Hong Kong (AFP) – Its sprawling greens and woodland have made Hong Kong’s historic Fanling golf course a favourite with homegrown and international stars, but it is now under threat after being listed for potential housing development.
As the government seeks solutions for the space-starved city’s lack of decent homes, the club argues that sacrificing a world-class sports venue is a short-sighted move.
But grass roots campaigners say the prime spot in the north of Hong Kong should not remain a playground for the wealthy elite.
Located near the border with mainland China, the colonial-era course is part of the Hong Kong Golf Club and has hosted the Hong Kong Open, a mainstay of the European and Asian Tours, every year since 1959.
Leading players including former world number one Rory McIlroy, Miguel Ángel Jiménez and Hong Kong golfing star Tiffany Chan have spoken out against bulldozing the site, which is one of 18 options earmarked by the government for affordable housing as it scrambles to find new land.
“Losing even one golf course would severely impact Hong Kong’s ability to develop talent and provide opportunities for youngsters to learn and play the game,” said Ian Gardner, general manager of the Hong Kong Golf Club.
Surrounded by urban hustle, the Fanling complex is an oasis of ancient trees and diverse wildlife, including turtles, owls and butterflies.
The oldest of its three 18-hole courses was built in 1911 on land that was home to the centuries-old graves of indigenous clans, whose descendants now have to skirt the greens to pay tribute to their ancestors.
Its clubhouse features a men-only bar and a plush members’ lounge where old photos and maps as well as a letter from Queen Elizabeth II’s private secretary adorn the walls.
The club faithful say Fanling’s history should justify its survival.
Members received a letter earlier this year assuring them that the club was working “very hard” to protect their interests.
“The trees and all the layout, and the history behind it with all the well-known golfers that played here — it’s irreplaceable,” said Tim Tang, 32, a former professional golfer who coaches at the club.
– Symbol of inequality –
Some critics say the government is under-using space in Hong Kong which is already vacant or has been hoarded by developers as land banks for potential future projects.
They argue there is plenty of existing room available for affordable housing without touching green areas and that the small group of influential real estate giants in the city prioritise building profit-making upmarket units.
But for others the golf course is fair game and a visceral symbol of Hong Kong’s inequalities, set against the backdrop of spiralling property prices and rents which force many residents to cram into tiny homes.
Chanting “Land belongs to the people!” and “The grass roots don’t want elite golf courses!”, protesters filled up holes on the course in March using mud scooped from a nearby village where demolition work has begun for a controversial development plan.
Joining one of the city’s numerous private sports and recreational clubs can cost hundreds of thousands, even millions, of Hong Kong dollars.
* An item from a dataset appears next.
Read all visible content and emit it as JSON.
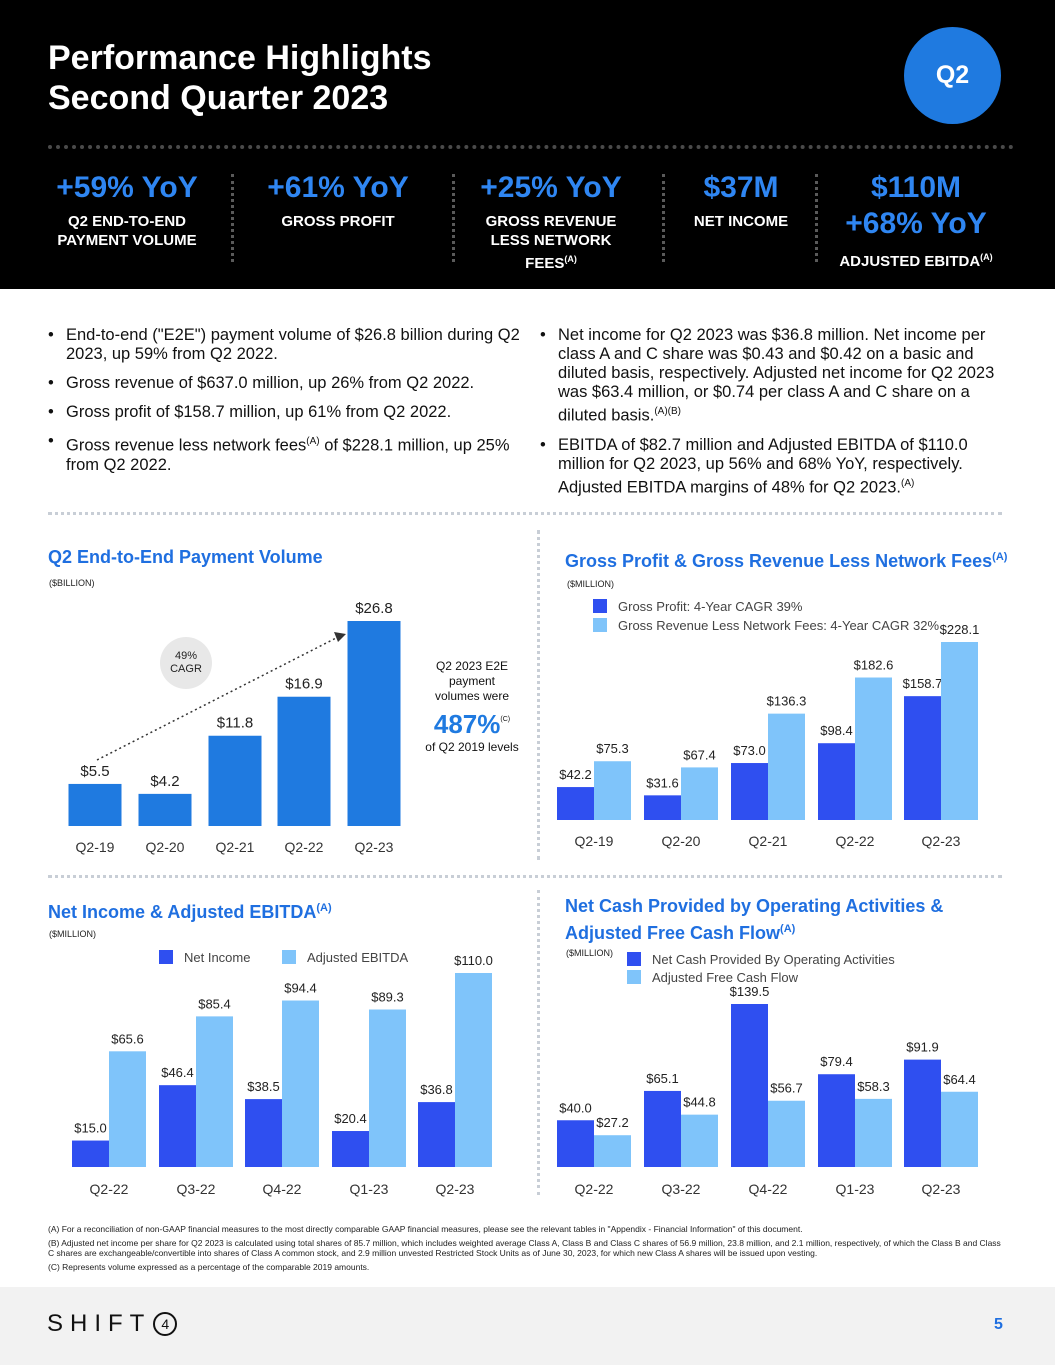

Some are said to have decades-long waiting lists.
Although Fanling’s Gardner pointed out the club offers special access for promising junior athletes each year, playing a round there is out of reach for the majority.
Non-members can use the Fanling course Monday to Friday, but have to pay a fee of HK$1,100 ($140) for 18 holes.
A corporate membership for the Hong Kong Golf Club goes for HK$17 million, according to one agent.
The club refused to divulge its individual joining fees or the length of its waiting list but said monthly fees for members to access its two properties range from HK$700 to HK$3,000.
– ‘Privileged members’ –
Private clubs are too exclusive and depend on a “system of privileged memberships” while benefiting from low rents on their swaths of prime land, says Mark Mak, senior researcher at environmental group Green Sense.
Mak says low government rents mean the golf club is “subsidised by public resources while not actually serving public interests”. He proposes partially redeveloping Fanling for housing or turning it into a park or public golf course.
Private sports clubs originally paid only a token premium or nothing at all when land was granted to them by the government through leases which offered generous terms to develop sports and recreational facilities.
The government typically charges clubs an annual rent of three percent of their property’s rateable value, according to the city’s home affairs bureau.
The Fanling golf course says it paid HK$2.53 million ($322,410) in annual rent last year to the government for 170 hectares, which amounts to HK$0.14 per square foot.
By comparison, the average rental price per square foot for a residential property in Hong Kong is HK$35.9, according to Centaline Property Agency.
But Gardner justified the low rents by saying sports clubs were not for profit and had ploughed their wealth into earning “international renown”.
“For many, many decades they have continued to pour money into developing these world-class facilities,” he told AFP.